Lemma 2 -- which shows that validity naturally arises when the data distribution PP is in the model class Q\mathcal{Q} -- is intended to shed light on what learning a valid generative model is like when the model class Q\mathcal{Q} contains good approximations of the "validity-filtered" data distribution. While the rates in Lemma 2/Theorem 1 hold only for the realizable case, we would argue that this setting likely a more faithful representation of generative modeling in practice than the more general setting of [1], where much of the complexity seems to come from the possibility that all models in Q\mathcal{Q} bare little to no resemblance to the data generating distribution PP. Basically, our claim here is that learning the distribution well is really what needs to be done – if you’ve learned well in this setting, you’re unlikely to generate invalid outputs.

In the second half of the paper, we consider the possibility of learning the validity function and restricting the ERM model to the learned "valid" part of space.
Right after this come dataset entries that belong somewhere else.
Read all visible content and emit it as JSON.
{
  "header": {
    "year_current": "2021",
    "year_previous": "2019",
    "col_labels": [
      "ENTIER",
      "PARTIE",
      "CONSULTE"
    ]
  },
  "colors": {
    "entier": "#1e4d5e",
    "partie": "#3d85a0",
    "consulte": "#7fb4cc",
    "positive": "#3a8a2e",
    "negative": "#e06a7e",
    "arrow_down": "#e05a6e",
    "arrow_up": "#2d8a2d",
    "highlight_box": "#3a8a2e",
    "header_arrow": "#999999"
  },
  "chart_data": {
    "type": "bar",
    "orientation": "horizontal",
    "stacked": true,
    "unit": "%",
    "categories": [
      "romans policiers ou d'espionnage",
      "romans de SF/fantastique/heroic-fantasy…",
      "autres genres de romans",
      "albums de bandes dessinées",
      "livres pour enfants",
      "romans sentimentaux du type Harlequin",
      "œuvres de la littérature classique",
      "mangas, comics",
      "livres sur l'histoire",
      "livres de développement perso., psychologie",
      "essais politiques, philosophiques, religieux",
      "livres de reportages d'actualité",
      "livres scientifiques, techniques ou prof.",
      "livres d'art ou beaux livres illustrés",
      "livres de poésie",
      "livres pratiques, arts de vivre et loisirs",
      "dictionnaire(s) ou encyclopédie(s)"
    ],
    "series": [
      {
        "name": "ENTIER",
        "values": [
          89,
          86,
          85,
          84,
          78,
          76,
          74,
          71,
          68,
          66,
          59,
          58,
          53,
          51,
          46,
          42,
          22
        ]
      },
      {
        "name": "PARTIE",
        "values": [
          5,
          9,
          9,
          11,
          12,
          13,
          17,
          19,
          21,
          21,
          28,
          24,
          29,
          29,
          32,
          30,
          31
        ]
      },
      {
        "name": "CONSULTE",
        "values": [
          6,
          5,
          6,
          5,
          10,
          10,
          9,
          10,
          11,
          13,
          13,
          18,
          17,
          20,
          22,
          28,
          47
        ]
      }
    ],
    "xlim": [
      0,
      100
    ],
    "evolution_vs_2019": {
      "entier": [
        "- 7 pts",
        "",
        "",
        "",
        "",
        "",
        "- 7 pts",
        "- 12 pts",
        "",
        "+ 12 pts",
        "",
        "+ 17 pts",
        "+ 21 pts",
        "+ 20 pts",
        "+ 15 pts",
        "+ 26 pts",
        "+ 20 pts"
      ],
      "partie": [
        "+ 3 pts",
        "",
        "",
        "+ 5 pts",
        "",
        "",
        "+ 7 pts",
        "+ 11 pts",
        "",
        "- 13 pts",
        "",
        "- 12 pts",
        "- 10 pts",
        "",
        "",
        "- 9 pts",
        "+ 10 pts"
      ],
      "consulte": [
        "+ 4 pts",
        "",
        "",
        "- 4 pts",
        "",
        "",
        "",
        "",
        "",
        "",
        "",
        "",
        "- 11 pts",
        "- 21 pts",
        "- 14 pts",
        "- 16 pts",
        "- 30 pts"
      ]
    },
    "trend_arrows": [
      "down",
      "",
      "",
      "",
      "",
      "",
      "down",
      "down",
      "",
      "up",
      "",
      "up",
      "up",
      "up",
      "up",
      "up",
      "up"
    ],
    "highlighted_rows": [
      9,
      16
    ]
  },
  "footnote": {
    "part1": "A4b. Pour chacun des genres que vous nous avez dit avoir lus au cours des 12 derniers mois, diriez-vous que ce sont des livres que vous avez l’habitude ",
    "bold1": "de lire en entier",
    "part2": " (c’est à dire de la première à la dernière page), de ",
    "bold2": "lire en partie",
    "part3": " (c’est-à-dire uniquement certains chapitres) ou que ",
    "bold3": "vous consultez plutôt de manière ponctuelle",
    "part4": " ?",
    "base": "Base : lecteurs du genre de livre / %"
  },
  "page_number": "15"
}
One recent applied work [3] similarly considers post-editing GANs by "learning the data distribution restricted to the complement of the [valid part of space]". Explaining the success of such schemes that operate on the estimation of the validity function requires relaxations of the original learning model of [1], where the validity function cannot be estimated well with a polynomial number of queries.

[1] Hanneke, S., Kalai, A., Kamath, G., & Tzamos, C. (2018). Actively Avoiding Nonsense in Generative Models. https://arxiv.org/abs/1810.06988
[2] Kaneko, T., & Harada, T. (2021). Blur, Noise, and Compression Robust Generative Adversarial Networks. https://arxiv.org/abs/2003.07849
[3] Kong, Z., & Chaudhuri, K. (2022). Data Redaction from Pre-Trained GANs. https://arxiv.org/abs/2206.14389
[4] Schramowski, P., Brack, M., Deiseroth, B., & Kersting, K. (2023). Safe Latent Diffusion: Mitigating Inappropriate Degeneration in Diffusion Models. https://arxiv.org/abs/2211.05105
[5] Malnick, S., Avidan, S., & Fried, O. (2023). Taming Normalizing Flows. https://arxiv.org/abs/2211.16488
[6] Liu, J., Xu, J., & Wang, Y. (2022). Efficient Retrieval-Augmented Generation: An Empirical Study of Practical Techniques. https://arxiv.org/abs/2210.04610

评论

I appreciate the authors' response. While I agree that this work adds nuance to the prior work by Hanneke et al., the high-level takeaways and the algorithms do not seem to contribute significantly beyond what is already established in the practice of generative modeling. Therefore, I will maintain my original score.

最终决定

This work studies the problem of approximating a target distribution under the constraint that the estimated distribution should not assign too high weight on invalid regions. Though prior work gave worst-case analysis that implies exponential sample complexity, this paper considers a few special models under which polynomial sample complexity can be obtained.

Though there is certain concern on the practical implication, the theoretical results were found interesting and sound, and the special cases appear reasonable path to attack the problem.